Indexed update operators

JAX is intended to be used with a functional style of programming, and does not support NumPy-style indexed assignment directly. Instead, JAX provides alternative pure functional operators for indexed updates to arrays.

JAX array types have a property at, which can be used as follows (where idx is a NumPy index expression).

Alternate syntax

Equivalent in-place expression

x.at[idx].get()

x[idx]

x.at[idx].set(y)

x[idx] = y

x.at[idx].add(y)

x[idx] += y

x.at[idx].multiply(y)

x[idx] *= y

x.at[idx].divide(y)

x[idx] /= y

x.at[idx].power(y)

x[idx] **= y

x.at[idx].min(y)

x[idx] = np.minimum(x[idx], y)

x.at[idx].max(y)

x[idx] = np.maximum(x[idx], y)

None of these expressions modify the original x; instead they return a modified copy of x. However, inside a jit() compiled function, expressions like x = x.at[idx].set(y) are guaranteed to be applied in-place.

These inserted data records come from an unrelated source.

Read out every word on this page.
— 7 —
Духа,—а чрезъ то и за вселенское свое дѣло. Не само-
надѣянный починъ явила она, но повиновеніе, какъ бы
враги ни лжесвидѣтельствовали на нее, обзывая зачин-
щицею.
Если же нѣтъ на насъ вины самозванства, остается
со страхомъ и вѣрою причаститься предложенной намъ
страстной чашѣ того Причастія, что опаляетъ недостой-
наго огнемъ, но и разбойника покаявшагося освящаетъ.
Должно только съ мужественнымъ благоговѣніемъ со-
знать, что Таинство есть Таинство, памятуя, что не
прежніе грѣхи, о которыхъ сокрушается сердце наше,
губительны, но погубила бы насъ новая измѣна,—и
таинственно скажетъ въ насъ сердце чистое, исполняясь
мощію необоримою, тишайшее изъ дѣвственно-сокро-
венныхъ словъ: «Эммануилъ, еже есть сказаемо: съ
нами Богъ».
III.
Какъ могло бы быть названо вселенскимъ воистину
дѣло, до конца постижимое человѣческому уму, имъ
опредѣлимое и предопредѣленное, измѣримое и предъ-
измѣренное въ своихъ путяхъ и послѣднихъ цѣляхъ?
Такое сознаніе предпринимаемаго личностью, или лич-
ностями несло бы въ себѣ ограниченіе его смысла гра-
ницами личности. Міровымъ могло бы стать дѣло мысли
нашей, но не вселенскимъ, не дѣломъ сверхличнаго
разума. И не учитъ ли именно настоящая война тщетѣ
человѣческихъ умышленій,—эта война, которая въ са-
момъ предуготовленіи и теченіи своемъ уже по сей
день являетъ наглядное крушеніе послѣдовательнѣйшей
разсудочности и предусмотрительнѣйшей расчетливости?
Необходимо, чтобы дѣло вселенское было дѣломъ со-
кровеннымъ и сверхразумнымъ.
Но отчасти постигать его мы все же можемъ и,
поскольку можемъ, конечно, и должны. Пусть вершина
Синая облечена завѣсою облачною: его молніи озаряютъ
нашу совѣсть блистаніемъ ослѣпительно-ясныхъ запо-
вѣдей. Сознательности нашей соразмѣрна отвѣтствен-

Unlike NumPy in-place operations such as x[idx] += y, if multiple indices refer to the same location, all updates will be applied (NumPy would only apply the last update, rather than applying all updates.) The order in which conflicting updates are applied is implementation-defined and may be nondeterministic (e.g., due to concurrency on some hardware platforms).

By default, JAX assumes that all indices are in-bounds. There is experimental support for giving more precise semantics to out-of-bounds indexed accesses, via the mode parameter to functions such as get and set. Valid values for mode include "clip", which means that out-of-bounds indices will be clamped into range, and "fill"/"drop", which are aliases and mean that out-of-bounds reads will be filled with a scalar fill_value, and out-of-bounds writes will be discarded.

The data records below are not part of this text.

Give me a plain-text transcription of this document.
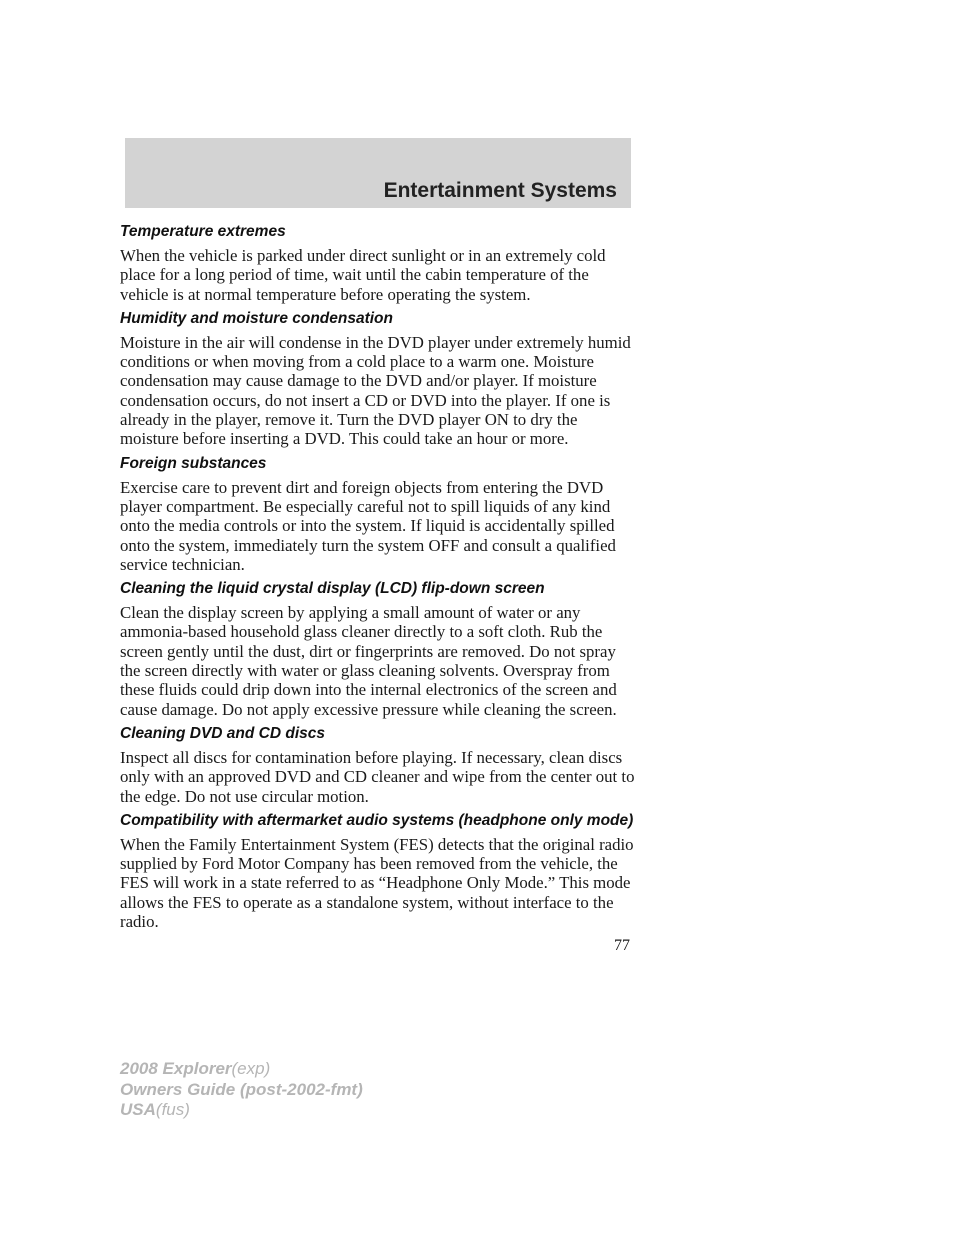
Entertainment Systems
Temperature extremes

When the vehicle is parked under direct sunlight or in an extremely cold place for a long period of time, wait until the cabin temperature of the vehicle is at normal temperature before operating the system.

Humidity and moisture condensation

Moisture in the air will condense in the DVD player under extremely humid conditions or when moving from a cold place to a warm one. Moisture condensation may cause damage to the DVD and/or player. If moisture condensation occurs, do not insert a CD or DVD into the player. If one is already in the player, remove it. Turn the DVD player ON to dry the moisture before inserting a DVD. This could take an hour or more.

Foreign substances

Exercise care to prevent dirt and foreign objects from entering the DVD player compartment. Be especially careful not to spill liquids of any kind onto the media controls or into the system. If liquid is accidentally spilled onto the system, immediately turn the system OFF and consult a qualified service technician.

Cleaning the liquid crystal display (LCD) flip-down screen

Clean the display screen by applying a small amount of water or any ammonia-based household glass cleaner directly to a soft cloth. Rub the screen gently until the dust, dirt or fingerprints are removed. Do not spray the screen directly with water or glass cleaning solvents. Overspray from these fluids could drip down into the internal electronics of the screen and cause damage. Do not apply excessive pressure while cleaning the screen.

Cleaning DVD and CD discs

Inspect all discs for contamination before playing. If necessary, clean discs only with an approved DVD and CD cleaner and wipe from the center out to the edge. Do not use circular motion.

Compatibility with aftermarket audio systems (headphone only mode)

When the Family Entertainment System (FES) detects that the original radio supplied by Ford Motor Company has been removed from the vehicle, the FES will work in a state referred to as “Headphone Only Mode.” This mode allows the FES to operate as a standalone system, without interface to the radio.

77
2008 Explorer(exp)
Owners Guide (post-2002-fmt)
USA(fus)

Indexed update functions (deprecated)

The following functions are aliases for the x.at[idx].set(y) style operators. Use the x.at[idx] operators instead.

index

Helper object for building indexes for indexed update functions.

index_update(x, idx, y[, ...])

Pure equivalent of x[idx] = y.

index_add(x, idx, y[, indices_are_sorted, ...])

Pure equivalent of x[idx] += y.

index_mul(x, idx, y[, indices_are_sorted, ...])

Pure equivalent of x[idx] *= y.

index_min(x, idx, y[, indices_are_sorted, ...])

Pure equivalent of x[idx] = minimum(x[idx], y).

index_max(x, idx, y[, indices_are_sorted, ...])

Pure equivalent of x[idx] = maximum(x[idx], y).

Other operators

segment_max(data, segment_ids[, ...])

Computes the maximum within segments of an array.

segment_min(data, segment_ids[, ...])

Computes the minimum within segments of an array.

segment_prod(data, segment_ids[, ...])

Computes the product within segments of an array.

segment_sum(data, segment_ids[, ...])

Computes the sum within segments of an array.